Two distinct subtypes of hepatosplenic T-cell lymphoma have been recognized, namely αβ and γδ, based on the T- cell surface receptor expressed.9 The two share same histologic, cytogenetic and prognostic characteristics except for the female preponderance and bimodal age distribution in the αβ subtype. Karyotypic studies frequently show an isochromosome 7q, which may be accompanied by trisomy 8 and loss of sex chromosome.9,10 The present case however, αβ or γδ subtypes.
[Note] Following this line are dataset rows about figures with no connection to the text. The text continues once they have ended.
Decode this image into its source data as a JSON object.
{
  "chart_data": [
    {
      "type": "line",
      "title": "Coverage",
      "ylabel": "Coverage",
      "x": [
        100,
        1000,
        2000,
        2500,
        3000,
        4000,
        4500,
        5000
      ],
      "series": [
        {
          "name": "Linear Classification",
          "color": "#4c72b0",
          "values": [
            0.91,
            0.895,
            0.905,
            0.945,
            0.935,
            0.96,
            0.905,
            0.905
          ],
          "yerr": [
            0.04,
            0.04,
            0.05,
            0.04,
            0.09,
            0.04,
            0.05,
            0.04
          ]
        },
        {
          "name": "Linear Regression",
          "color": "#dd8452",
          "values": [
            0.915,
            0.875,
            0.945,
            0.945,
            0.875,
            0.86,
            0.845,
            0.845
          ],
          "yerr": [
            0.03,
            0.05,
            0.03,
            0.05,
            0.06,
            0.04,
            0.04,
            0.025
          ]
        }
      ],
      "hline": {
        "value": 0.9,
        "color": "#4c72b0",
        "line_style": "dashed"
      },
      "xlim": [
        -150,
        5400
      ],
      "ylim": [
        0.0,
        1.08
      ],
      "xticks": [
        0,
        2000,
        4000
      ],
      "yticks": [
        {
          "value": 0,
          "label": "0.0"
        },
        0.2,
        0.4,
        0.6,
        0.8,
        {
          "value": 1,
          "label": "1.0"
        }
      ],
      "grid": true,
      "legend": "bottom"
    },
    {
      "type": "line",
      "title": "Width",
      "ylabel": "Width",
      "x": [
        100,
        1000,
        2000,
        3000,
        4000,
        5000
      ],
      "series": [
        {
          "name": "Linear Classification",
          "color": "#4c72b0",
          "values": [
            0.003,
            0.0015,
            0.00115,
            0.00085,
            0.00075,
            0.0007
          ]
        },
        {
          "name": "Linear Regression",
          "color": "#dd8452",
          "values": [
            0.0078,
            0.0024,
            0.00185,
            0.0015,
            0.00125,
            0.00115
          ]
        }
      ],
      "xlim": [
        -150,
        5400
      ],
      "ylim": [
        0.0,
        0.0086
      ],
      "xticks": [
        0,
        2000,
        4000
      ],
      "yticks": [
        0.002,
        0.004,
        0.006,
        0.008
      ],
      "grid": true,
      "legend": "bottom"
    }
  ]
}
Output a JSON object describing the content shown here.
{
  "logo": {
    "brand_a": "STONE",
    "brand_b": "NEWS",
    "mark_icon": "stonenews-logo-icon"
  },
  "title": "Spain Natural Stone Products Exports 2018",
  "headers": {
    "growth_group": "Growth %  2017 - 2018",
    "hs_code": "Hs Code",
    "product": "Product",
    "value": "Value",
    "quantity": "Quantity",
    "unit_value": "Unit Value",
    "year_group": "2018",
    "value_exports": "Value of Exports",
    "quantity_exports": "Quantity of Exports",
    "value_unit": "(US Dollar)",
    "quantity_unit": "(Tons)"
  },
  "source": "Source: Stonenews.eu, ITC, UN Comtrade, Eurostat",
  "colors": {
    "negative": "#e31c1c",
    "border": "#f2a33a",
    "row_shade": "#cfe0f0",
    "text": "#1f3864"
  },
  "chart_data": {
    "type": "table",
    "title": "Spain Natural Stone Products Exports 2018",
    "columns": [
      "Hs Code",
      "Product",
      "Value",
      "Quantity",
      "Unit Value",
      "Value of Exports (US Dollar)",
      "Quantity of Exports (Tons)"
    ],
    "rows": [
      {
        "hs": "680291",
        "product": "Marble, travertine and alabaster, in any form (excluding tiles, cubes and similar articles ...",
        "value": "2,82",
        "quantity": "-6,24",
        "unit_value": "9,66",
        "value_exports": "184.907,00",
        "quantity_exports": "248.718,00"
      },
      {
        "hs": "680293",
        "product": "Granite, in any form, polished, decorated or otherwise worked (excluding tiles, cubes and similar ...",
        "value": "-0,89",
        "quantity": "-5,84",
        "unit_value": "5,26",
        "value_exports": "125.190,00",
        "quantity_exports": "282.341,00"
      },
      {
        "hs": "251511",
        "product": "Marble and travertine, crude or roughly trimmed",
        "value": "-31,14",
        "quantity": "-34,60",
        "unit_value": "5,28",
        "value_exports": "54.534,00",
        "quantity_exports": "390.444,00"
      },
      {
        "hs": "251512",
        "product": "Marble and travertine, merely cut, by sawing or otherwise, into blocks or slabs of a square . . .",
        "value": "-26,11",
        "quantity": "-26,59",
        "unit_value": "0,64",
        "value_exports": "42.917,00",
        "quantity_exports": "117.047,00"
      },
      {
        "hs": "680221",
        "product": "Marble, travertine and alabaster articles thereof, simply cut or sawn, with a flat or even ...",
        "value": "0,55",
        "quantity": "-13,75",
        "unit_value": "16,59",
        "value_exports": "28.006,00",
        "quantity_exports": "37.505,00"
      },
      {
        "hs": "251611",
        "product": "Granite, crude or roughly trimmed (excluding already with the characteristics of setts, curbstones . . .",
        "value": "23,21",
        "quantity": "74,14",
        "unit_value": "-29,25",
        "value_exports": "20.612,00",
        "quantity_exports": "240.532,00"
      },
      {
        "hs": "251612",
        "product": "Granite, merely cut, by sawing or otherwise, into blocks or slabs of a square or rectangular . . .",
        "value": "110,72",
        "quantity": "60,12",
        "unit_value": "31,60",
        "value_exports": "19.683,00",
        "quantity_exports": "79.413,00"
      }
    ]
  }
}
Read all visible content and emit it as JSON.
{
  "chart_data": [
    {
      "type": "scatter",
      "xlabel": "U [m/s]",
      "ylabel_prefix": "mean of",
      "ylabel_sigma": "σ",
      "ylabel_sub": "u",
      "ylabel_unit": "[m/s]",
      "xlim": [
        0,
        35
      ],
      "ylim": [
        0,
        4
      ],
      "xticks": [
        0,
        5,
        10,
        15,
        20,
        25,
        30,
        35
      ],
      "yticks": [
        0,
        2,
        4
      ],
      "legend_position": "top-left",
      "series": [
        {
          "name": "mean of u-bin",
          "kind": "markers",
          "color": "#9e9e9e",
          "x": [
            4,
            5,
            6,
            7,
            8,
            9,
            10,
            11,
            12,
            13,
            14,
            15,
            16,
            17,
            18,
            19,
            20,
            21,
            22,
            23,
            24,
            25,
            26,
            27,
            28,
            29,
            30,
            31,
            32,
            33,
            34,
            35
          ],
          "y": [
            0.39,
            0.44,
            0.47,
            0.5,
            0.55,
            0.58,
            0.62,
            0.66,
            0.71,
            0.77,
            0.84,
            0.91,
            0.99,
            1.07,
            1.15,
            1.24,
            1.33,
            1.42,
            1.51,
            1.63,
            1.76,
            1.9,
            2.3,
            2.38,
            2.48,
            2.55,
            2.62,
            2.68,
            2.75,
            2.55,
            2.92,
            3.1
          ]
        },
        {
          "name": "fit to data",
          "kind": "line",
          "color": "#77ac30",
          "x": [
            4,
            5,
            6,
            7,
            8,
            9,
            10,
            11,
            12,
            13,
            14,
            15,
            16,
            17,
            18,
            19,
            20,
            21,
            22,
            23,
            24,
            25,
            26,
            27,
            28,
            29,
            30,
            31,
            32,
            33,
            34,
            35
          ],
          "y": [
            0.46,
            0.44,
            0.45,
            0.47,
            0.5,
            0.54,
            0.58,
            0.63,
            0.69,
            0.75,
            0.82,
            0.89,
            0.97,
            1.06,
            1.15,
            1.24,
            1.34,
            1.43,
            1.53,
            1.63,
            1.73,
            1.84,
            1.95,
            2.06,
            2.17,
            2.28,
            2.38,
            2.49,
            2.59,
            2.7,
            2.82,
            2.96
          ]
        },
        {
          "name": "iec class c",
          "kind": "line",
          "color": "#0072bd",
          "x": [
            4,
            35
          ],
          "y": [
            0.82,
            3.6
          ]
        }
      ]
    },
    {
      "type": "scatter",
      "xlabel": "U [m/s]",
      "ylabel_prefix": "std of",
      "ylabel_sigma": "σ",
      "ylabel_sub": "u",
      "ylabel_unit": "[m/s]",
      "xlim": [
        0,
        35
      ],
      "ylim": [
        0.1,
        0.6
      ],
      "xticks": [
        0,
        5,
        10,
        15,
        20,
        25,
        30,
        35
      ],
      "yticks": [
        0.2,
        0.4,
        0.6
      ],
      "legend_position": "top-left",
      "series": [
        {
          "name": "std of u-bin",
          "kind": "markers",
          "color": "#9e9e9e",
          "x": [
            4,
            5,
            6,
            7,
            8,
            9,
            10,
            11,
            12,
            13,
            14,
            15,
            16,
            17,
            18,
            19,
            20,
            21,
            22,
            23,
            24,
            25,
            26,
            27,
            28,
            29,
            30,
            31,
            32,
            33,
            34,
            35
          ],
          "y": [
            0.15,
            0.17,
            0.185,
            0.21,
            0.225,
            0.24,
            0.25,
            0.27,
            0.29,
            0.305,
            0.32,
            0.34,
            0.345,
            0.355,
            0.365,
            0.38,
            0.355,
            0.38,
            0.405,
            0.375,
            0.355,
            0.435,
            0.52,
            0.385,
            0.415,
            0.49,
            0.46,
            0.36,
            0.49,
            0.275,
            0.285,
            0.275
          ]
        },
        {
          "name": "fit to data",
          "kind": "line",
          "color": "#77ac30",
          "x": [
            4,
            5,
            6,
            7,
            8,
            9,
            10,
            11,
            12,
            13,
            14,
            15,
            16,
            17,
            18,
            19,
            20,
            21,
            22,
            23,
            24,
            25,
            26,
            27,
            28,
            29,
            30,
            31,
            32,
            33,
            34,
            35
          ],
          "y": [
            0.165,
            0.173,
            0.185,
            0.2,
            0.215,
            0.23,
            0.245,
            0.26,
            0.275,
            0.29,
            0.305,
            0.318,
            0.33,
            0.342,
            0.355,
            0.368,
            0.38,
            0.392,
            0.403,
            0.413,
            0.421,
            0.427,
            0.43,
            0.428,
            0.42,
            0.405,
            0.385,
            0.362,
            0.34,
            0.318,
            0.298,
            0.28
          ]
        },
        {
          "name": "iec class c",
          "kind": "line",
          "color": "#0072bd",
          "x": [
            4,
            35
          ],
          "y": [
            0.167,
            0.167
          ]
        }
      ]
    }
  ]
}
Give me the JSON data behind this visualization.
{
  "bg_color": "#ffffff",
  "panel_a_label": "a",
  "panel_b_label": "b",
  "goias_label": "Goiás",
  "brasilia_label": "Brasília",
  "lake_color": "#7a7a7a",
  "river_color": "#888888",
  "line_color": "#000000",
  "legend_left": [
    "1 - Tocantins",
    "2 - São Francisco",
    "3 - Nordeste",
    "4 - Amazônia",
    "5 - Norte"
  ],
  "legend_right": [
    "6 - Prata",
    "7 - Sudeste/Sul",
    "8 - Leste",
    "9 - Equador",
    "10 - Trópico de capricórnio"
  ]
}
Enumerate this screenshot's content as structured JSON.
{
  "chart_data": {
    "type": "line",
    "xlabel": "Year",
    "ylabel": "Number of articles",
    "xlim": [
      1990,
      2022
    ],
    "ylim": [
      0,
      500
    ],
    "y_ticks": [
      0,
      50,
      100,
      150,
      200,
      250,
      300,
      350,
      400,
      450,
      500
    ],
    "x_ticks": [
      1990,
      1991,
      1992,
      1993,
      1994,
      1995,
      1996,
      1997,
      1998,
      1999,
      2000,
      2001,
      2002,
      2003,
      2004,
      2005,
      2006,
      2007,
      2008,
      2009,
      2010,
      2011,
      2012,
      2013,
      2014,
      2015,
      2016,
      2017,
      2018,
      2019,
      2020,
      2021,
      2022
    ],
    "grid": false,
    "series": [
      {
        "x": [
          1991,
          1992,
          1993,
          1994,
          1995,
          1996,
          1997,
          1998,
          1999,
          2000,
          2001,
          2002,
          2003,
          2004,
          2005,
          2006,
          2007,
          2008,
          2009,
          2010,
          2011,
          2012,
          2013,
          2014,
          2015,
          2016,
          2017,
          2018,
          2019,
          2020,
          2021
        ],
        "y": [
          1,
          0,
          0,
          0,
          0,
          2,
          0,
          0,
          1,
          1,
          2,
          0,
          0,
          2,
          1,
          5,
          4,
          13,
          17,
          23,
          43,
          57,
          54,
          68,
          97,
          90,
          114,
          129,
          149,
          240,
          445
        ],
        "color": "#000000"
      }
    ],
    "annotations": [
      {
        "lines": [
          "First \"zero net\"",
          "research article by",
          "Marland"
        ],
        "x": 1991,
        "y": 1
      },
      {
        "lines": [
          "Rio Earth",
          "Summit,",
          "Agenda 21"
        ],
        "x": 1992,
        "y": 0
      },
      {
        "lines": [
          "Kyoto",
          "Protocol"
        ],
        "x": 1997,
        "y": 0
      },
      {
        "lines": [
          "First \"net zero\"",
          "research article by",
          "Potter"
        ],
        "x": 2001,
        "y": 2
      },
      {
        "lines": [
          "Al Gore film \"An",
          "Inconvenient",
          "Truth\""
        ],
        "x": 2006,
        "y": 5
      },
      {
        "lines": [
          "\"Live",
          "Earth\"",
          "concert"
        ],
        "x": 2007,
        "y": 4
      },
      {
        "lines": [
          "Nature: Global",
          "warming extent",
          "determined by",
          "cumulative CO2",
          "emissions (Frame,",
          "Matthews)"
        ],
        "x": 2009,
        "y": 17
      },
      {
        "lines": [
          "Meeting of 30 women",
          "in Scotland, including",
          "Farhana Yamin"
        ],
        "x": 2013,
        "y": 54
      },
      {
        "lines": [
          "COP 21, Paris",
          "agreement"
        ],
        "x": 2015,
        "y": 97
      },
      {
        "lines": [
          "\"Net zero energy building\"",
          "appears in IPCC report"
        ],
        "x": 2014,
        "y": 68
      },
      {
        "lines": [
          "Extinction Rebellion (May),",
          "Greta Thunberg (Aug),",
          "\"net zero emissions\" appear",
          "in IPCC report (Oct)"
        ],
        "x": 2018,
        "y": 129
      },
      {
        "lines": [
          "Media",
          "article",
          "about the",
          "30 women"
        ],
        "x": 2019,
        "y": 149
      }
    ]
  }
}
Histologically, HSTCL is characterized by a predominant sinusoidal infiltrate of small and medium sized atypical lymphocytes in both the liver and the spleen. This morphology needs to be differentiated from secondary involvement of these organs by primary nodal non-Hodgkin’s lymphoma (stage IV). The neoplastic infiltrate in the latter is periportal in distribution in the liver and affects mainly the white pulp in the spleen. Hairy cell leukemia, an another close differential shows a sinusoidal diffuse infiltrate in the red pulp similar to hepatosplenic T-cell lymphoma causing atrophy and obliteration of the white pulp. But the infiltrate in HCL is composed of widely spaced lymphoid cells with fluffy outline because of the abundance of pale eosinophilic to clear cytoplasm. A firm distinction between the two is possible only by immunohistochemistry where the cells of hairy cell leukemia show a B-cell lineage and positivity for tartarate resistant acid phosphatase reaction while the hepatosplenic T cell lymphoma cells are of T-cell lineage 11 exhibiting positivity for T-cell markers such as CD 2. CD 3, CD 7, CD 45 RO, TCR γδ/αβ and natural killer (NK) cell associated markers CD 11 and CD 56. These cells are negative for CD 4, CD 8 and B –cell markers.1,3

In conclusion, a sinusoidal infiltrate of the liver and spleen by neoplastic lymphoid cells in an immunocompromised individual presenting with hepatosplenomegaly and a distinct absence of lymphadenopathy, should arouse suspicion for a primary hepatosplenic lymphoma. Histopathological and immunohistochemical studies of both liver and splenic tissue is mandatory to clinch the diagnosis.

Acknowledgement

The authors are indebted to Dr. Anita Borges, Consultant pathologist, Wellspring Centre for Histopathology, Mumbai, for her valuable opinion and contribution towards the immunohistochemical work –up of this case.